Potenziali nuove invasioni
Mentre il regime della “Stalina tropicale” Nicolás Maduro in Venezuela diventa sempre più brutale e mentre Cuba sotto la guida di Miguel Díaz-Canel sprofonda nella povertà, le pressioni su Trump per avviare invasioni o operazioni di intelligence segrete per rovesciare i regimi socialisti diventeranno più forti. Anche se Trump non ha commentato la contestata vittoria elettorale di Maduro a fine luglio, ad agosto, lo ha definito un dittatore. Allo stesso tempo, Trump ha attaccato il presidente di El Salvador Nayib Bukele, accusandolo di inviare criminali dal suo paese in America. È certo che gli Stati Uniti sotto Trump aumenteranno la loro presenza militare e navale nella regione, e la CIA, la DEA e altre operazioni governative si intensificheranno per sopprimere il contrabbando di droga e altre attività criminali organizzate.
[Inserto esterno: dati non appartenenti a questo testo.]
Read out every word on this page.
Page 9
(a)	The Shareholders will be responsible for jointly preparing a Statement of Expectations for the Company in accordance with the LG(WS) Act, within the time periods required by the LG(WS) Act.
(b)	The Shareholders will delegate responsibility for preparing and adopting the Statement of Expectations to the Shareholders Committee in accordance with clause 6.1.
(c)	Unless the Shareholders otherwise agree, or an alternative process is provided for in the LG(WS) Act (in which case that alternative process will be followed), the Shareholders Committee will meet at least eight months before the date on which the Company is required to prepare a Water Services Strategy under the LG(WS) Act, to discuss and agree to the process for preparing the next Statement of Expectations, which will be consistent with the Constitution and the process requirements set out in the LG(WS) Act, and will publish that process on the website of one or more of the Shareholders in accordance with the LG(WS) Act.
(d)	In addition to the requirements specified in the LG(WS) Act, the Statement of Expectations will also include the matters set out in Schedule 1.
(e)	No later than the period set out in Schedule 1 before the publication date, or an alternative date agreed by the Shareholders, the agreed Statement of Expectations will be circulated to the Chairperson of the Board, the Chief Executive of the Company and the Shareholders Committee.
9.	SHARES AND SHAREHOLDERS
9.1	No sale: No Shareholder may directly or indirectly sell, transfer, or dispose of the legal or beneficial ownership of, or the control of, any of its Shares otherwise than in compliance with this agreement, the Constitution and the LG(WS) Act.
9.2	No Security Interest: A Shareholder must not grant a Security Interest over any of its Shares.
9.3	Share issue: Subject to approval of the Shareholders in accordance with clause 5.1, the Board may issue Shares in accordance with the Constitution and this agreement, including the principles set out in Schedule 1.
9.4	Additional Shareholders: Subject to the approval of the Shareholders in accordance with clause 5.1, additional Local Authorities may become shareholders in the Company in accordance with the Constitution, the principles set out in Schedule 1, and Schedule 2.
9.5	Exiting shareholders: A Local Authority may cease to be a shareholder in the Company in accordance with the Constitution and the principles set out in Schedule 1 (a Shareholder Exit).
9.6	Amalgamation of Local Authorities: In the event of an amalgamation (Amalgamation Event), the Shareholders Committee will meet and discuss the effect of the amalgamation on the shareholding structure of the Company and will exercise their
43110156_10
L’opinione dei latinoamericani
La domanda chiave è: qual è la posizione degli americani di origine latina e ispanica nei confronti di Donald Trump? A causa del loro numero e della loro influenza, potrebbero essere il fattore decisivo nelle elezioni. Dopo il dibattito, la più grande e antica organizzazione per i diritti civili latini negli Stati Uniti, la League of United Latin American Citizens (LULAC), ha condannato le “osservazioni xenofobe e infiammatorie” di Trump e ha appoggiato Kamala Harris.
“La sua retorica sull’immigrazione non solo travisa i fatti, ma promuove anche la paura e la divisione, prendendo di mira ingiustamente le comunità di immigrati, in particolare i latini”, ha dichiarato l’organizzazione in un comunicato stampa. Hanno sostenuto Harris a causa del suo impegno per un sistema di immigrazione “più equo e umanitario”. Questa è stata la prima volta che LULAC ha appoggiato un candidato presidenziale dalla sua fondazione nel 1929. Tuttavia, un ampio sondaggio condotto da NPR, PBS News e Marist Poll prima del dibattito ha rivelato che il 51% dei latini sostiene Trump, mentre il 47% sostiene Harris. Questo è un cambiamento significativo rispetto ad agosto, quando Harris è in testa del 15%. Sembra che Harris stia facendo peggio tra questo gruppo di elettori rispetto a Joe Biden, mentre Trump rimane attraente a causa del suo tradizionalismo. A causa del Collegio Elettorale, i voti latini in stati oscillanti come l’Arizona, dove i latini costituiscono il 25% dell’elettorato, e la Florida, dove rappresentano circa il 20%, saranno cruciali. Questi voti potrebbero alla fine essere decisivi.